Friday, August 6, 2010

Additional disclosures on credit quality of financing receivables

With Non-performing assets for banks still rising for some of the US banks, the FASB issued further guidance requiring additional disclosure on credit quality of financing receivables.

“The global financial crisis highlighted the need for additional information about a company’s financial instruments, including loans and other financing receivables,” FASB Chairman Robert Herz said in FASB's press release

The additional disclosures required include:

  1. Aging of past due receivables,
  2. Credit quality indicators,
  3. Nature and extent of troubled debt restructuring
  4. Modifications of any troubled debt done in the past 12 months which have resulted in losses again, and
  5. significant sale and purchases of receivables
While the intent of the update is primarily to give the readers an assessment of the nature of credit risk in an entity, how this credit risk is managed and what are the reasons for changes in allowance for receivables.


While points 1,4 and 5 are more a matter of subject of fact and can be easily reported, it will be interesting to see as to how will Companies represent credit quality indicators in point 2. There will be a varied choice of benchmarks which each Company will use to map the credit quality indicators.

Short-term accounts receivable, receivables measured at fair value or lower of cost or fair value, and debt securities are exempt from the ASU.


For public companies, the amendments that require disclosures as of the end of a reporting period are effective for periods ending on or after Dec. 15, 2010. The amendments that require disclosures about activity that occurs during a reporting period are effective for periods beginning on or after Dec. 15, 2010.


For nonpublic companies, the amendments are effective for periods ending on or after Dec. 15, 2011.

Sunday, May 16, 2010

About $1.2 Trillion of assets to be back on balance sheets of banks

With new accounting rules on off-balance-sheet transactions coming into effect in January, approx 53 large companies have already estimated that they will have put back an aggregate $515 billion in assets to their balance sheets during the first quarter, according to a new study of S&P 500 companies released by Credit Suisse.
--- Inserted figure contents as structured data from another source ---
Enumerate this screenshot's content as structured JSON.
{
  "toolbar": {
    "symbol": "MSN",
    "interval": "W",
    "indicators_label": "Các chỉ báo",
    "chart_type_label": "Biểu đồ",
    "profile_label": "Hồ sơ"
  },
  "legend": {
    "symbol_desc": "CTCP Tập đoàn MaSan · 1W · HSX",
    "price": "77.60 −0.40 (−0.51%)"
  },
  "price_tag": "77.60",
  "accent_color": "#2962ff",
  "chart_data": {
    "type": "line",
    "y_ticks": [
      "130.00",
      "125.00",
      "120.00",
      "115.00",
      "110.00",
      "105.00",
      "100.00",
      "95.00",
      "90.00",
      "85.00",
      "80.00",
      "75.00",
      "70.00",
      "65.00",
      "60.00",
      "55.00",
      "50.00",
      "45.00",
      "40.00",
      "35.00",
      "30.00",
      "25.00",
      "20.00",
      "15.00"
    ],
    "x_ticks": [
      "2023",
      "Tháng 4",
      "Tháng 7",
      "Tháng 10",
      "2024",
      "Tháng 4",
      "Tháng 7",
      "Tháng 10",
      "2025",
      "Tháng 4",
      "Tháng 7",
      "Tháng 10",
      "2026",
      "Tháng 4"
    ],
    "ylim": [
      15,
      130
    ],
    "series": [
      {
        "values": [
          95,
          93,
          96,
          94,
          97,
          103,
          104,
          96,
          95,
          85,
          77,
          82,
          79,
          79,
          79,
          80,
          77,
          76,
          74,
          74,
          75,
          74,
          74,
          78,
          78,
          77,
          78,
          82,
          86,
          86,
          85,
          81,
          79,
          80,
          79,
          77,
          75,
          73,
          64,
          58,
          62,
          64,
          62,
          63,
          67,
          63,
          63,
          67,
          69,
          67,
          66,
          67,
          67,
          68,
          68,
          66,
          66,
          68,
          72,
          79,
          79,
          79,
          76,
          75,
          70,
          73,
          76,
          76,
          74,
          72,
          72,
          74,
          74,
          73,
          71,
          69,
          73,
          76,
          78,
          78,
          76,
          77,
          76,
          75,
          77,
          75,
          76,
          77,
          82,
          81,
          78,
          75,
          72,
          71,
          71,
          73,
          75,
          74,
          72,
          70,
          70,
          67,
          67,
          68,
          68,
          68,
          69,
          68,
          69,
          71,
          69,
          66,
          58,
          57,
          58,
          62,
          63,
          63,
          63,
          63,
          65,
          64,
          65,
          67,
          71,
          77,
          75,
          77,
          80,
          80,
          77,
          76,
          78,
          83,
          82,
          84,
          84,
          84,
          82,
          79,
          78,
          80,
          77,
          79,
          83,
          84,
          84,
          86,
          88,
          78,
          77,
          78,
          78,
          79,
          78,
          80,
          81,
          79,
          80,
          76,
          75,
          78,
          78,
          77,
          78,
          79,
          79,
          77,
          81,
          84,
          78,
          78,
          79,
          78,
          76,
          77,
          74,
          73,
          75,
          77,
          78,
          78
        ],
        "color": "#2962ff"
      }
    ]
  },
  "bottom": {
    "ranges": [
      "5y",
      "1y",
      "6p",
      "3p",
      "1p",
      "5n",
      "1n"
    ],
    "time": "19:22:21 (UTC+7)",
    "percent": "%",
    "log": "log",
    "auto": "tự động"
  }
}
The rules that force companies to put such assets back on their balance sheets were issued in 2008 and went into effect at the beginning of this year. They are Topic 860 (formerly FAS 166), which deals with transfers and servicing of financial assets and liabilities, and Topic 810 (formerly FAS 167), the rule governing the consolidation of off-balance-sheet entities in their controlling companies' financial reports.

Predictably, most of the asset increases belong to companies in the financial sector, where off-balance-sheet transactions such as securitization, factoring, and repurchase agreements are popular.

Assets are returning to balance sheets for several reasons, most notably the Financial Accounting Standards Board's elimination of QSPEs, or "Qs," in 2008, when it became apparent that the structures were being abused. Indeed, Qs were permitted to remain off bank balance sheets if they took a "passive" role in managing the structures' finances. But when the subprime crisis hit, and the mortgages being held in Qs began to fail, banks — with the blessing of regulators — took a more active role, reworking the terms of the entities' mortgage investments. At the time, FASB chairman Robert Herz called Qs "ticking time bombs" that started to "explode" during the credit crunch.

Since their enactment, the accounting rules have affected their industry big time. Of the companies reporting an impact, nine purely financial-sector outfits plus General Electric account for 96% of the $515 billion being consolidated during the first quarter, says Credit Suisse. Of that group, which includes Bank of America, JP Morgan Chase, and Capital One, Citigroup tops the list with an estimated $129 billion in assets being brought back on the books in the first quarter — which represents 7% of its existing total assets. The newly consolidated assets come in all shapes and sizes, says the report: $86.3 billion in credit-card loans, $28.3 billion in asset-backed commercial paper, $13.6 billion in student loans, and $4.4 billion in consumer mortgages, for example ($5 trillion of the $5.7 trillion held in VIEs and Qs is mortgage related). Citigroup also disclosed a $13.4 billion charge for setting up additional loan loss reserves and eliminating interest lost from consolidating the assets.